Anin begitu terkejut. "Maaf Pak," ucap Anin yang tersadar jika itu adalah bos nya sendiri.
"Gimana kalo ada pelanggan yang masuk. Kamu jangan banyak melamun kalo kerja!"
Anin hanya bisa menundukkan kepalanya mendengar ocehan dari bos nya.
"Sudah 3 kali saya kasih kamu peringatan. Dan selalu terulang. Bagaimana kalo orang masuk dan mencuri?"
"Sekali lagi saya minta maaf Pak!" Mohon Ani sambil menyatukan kedua telapak tangannya. "Saya benar-benar salah. Saya tidak akan mengulanginya lagi."
"Kalo sampai ini terjadi lagi. Saya terpaksa harus memecat kamu. Banyak orang di luaran sana yang butuh kerjaan. Jadi kalo ada kerjaan kamu harus bersyukur."
Anin hanya bisa menundukkan kepalanya. Ia tak bisa melawan. Sekarang ia hanya bisa pasrah dan harus fokus jika saat bekerja. "Maaf Pak."
❀❀❀
Jam sudah menunjukkan pukul 5 sore. Tapi Anin masih harus bekerja. Karena entah kenapa ada banyak pelanggan hari ini. Tidak mungkin jika Anin harus mengusir pelanggan. Ia hanya bisa menunggunya. Hingga akhirnya sudah pukul 6.
Malam telah datang. Pelanggan sudah pergi. Anin segera menutup toko buku itu dan menguncinya menggunakan gembok.
Ia berjalan perlahan sambil melihat lalu lintas. Hari ini terasa berat baginya. Ia duduk di kursi yang di sediakan di sana. Ia menghirup napasnya dalam-dalam dan mengeluarkannya perlahan. Berharap masalah akan pergi. Tapi nyatanya TIDAK!
Lama ia duduk di sana. Untuk menghilangkan rasa penat di badannya. Ia menutup matanya.
"Andai kehidupan aku tenang," gumamnya.
Hingga tiba-tiba ada yang memakainya earphone. Anin membuka matanya ia melihat ke arah sampingnya.
"Juna?" Gumamnya.
Juna tersenyum tipis.
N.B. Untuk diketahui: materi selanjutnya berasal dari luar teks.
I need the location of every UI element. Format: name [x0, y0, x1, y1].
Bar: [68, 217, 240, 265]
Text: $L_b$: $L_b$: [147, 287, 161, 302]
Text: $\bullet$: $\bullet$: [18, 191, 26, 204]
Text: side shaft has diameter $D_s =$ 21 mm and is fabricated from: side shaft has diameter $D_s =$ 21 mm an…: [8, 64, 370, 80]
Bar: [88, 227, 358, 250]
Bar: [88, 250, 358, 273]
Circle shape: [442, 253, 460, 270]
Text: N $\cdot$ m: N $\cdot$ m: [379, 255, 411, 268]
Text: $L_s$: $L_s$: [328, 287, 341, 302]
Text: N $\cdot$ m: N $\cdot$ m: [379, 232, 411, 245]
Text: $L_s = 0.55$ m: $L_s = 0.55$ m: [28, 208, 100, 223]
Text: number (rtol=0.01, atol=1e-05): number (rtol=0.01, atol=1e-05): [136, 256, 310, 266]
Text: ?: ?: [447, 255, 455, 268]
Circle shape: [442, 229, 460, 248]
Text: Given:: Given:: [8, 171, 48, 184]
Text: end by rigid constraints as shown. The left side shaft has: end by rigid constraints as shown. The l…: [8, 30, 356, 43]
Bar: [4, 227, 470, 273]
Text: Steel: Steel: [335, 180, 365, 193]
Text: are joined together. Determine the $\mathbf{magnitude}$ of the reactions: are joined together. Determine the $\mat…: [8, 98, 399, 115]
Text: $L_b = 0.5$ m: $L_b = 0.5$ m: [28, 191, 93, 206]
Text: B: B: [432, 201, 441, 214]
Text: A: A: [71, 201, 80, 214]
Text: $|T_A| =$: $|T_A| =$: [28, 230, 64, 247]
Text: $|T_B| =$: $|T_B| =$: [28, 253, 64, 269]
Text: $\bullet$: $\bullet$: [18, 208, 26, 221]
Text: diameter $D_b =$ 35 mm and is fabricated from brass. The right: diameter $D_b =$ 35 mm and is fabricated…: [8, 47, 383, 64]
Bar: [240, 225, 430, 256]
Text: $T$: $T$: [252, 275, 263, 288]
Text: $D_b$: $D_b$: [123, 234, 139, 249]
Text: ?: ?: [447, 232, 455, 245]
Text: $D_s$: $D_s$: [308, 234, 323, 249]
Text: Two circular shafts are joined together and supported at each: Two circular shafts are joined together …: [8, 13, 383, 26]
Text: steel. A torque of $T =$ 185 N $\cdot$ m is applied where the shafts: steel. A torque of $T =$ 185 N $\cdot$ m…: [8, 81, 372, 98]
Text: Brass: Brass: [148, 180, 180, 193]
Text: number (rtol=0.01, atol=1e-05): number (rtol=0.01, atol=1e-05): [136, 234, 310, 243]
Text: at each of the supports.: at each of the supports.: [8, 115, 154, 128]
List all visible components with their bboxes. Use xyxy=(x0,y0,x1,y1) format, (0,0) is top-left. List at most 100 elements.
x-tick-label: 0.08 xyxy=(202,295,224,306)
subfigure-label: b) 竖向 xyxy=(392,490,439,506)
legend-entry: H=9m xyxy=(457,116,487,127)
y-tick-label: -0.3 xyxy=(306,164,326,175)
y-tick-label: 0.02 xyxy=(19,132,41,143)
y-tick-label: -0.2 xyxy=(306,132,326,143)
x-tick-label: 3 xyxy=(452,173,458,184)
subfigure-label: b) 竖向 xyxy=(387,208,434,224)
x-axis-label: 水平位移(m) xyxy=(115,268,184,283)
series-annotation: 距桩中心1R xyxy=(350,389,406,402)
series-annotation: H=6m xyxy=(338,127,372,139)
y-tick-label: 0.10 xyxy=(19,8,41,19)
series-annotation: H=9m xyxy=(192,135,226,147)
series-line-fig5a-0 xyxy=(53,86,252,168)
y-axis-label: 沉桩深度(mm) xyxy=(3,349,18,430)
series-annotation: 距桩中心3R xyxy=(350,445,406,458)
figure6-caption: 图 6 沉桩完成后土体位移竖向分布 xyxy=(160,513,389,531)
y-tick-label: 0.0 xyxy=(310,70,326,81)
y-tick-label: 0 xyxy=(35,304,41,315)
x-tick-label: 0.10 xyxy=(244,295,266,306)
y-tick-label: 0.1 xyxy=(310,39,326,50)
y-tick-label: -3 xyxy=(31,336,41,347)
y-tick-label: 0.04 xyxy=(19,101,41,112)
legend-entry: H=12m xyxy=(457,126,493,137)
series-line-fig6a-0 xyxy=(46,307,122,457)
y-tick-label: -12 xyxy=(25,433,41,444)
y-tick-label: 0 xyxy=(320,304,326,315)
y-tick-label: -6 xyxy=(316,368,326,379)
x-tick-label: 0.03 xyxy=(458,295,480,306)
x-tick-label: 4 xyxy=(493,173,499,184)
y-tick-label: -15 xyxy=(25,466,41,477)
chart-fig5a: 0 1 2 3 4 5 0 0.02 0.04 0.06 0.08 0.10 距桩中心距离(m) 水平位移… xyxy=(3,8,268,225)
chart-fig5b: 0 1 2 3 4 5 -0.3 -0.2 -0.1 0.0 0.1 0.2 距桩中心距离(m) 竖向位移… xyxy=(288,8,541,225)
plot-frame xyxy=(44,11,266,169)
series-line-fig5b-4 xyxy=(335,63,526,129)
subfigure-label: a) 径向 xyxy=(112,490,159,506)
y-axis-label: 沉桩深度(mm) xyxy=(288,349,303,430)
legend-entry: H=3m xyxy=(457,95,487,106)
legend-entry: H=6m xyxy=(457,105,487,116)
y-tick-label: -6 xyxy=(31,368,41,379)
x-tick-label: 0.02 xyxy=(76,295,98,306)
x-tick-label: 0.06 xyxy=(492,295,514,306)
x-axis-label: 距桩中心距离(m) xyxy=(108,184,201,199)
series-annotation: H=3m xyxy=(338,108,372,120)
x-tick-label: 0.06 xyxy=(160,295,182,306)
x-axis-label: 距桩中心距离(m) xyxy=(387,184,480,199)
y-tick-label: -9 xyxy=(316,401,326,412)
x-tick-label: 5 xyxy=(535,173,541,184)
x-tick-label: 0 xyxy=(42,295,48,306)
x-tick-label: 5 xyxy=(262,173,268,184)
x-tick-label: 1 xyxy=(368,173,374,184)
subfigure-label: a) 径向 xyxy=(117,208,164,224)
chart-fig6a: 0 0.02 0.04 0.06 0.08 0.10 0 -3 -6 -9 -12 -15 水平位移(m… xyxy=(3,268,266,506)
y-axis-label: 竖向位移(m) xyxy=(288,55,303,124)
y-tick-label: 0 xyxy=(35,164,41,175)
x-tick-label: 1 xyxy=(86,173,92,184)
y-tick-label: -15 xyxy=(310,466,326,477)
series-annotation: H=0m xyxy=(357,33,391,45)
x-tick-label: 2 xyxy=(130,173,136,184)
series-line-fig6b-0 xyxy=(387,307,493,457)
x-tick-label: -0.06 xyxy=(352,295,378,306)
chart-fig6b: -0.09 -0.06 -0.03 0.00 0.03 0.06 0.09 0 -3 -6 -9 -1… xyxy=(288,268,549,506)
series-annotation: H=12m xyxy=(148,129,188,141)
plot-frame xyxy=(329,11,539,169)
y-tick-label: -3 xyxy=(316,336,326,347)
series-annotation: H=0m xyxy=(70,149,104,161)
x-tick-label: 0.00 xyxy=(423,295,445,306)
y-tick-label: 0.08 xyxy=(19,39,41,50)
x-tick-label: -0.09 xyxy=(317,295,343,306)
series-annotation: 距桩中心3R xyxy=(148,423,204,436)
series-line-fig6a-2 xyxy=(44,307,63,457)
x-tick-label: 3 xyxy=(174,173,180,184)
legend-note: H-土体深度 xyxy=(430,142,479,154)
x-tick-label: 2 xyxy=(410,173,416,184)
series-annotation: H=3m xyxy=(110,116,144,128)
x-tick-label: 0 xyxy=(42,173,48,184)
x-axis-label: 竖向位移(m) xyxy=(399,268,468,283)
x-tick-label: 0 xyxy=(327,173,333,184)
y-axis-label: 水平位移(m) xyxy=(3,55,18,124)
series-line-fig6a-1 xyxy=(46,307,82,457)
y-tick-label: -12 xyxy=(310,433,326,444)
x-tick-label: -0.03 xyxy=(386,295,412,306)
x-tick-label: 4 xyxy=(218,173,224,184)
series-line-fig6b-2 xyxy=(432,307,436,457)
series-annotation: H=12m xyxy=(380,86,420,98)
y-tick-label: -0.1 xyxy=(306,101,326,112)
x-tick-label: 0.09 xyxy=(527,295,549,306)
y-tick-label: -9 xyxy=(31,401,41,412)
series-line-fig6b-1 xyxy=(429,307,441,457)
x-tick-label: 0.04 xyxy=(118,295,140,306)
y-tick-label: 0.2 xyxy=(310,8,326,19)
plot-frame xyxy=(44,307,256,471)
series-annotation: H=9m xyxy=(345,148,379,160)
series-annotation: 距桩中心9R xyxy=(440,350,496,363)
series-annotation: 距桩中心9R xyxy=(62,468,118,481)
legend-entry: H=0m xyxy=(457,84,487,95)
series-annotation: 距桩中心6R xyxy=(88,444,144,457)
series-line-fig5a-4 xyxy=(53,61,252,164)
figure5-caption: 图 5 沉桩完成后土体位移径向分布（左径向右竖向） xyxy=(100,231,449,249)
Wajahnya mengatakan seolah-olah jika Anin harus mendengarkan musik yang ada di earphone itu. Anin menuruti permintaan Juna dan membiarkan lagu-lagu yang keluar dari sana mengalir masuk ke dalam benaknya. Tidak lama kemudian, Anin mulai merasakan ketenangan yang datang dengan alunan musik yang mengalun dalam telinganya.
Anin terus duduk di kursi tersebut, sambil mengamati jalanan yang tenang di malam hari. Ia merenung tentang kejadian-kejadian belakangan ini, terutama mengenai hubungannya dengan Juna. Mengapa Juna tiba-tiba berubah sikap setelah insiden di perpustakaan? Apakah Juna hanya penasaran atau benar-benar ingin berteman dengan Anin?
Anin memutuskan untuk mempertanyakan hal tersebut kepada Juna saat ini juga. Ia mencabut earphone dari telinganya dan menatap Juna dengan penuh harap. "Juna, boleh aku nanya sama kamu?"
Juna mengangguk dan menyambut pertanyaan Anin dengan senyuman lembut. Anin merasa hatinya berdebar saat melihat senyuman itu.
"Kenapa kamu berubah sikap sama aku setelah kejadian di perpustakaan? Apa kamu cuma penasaran atau memang cuma mau berteman sama aku?" tanya Anin tulus.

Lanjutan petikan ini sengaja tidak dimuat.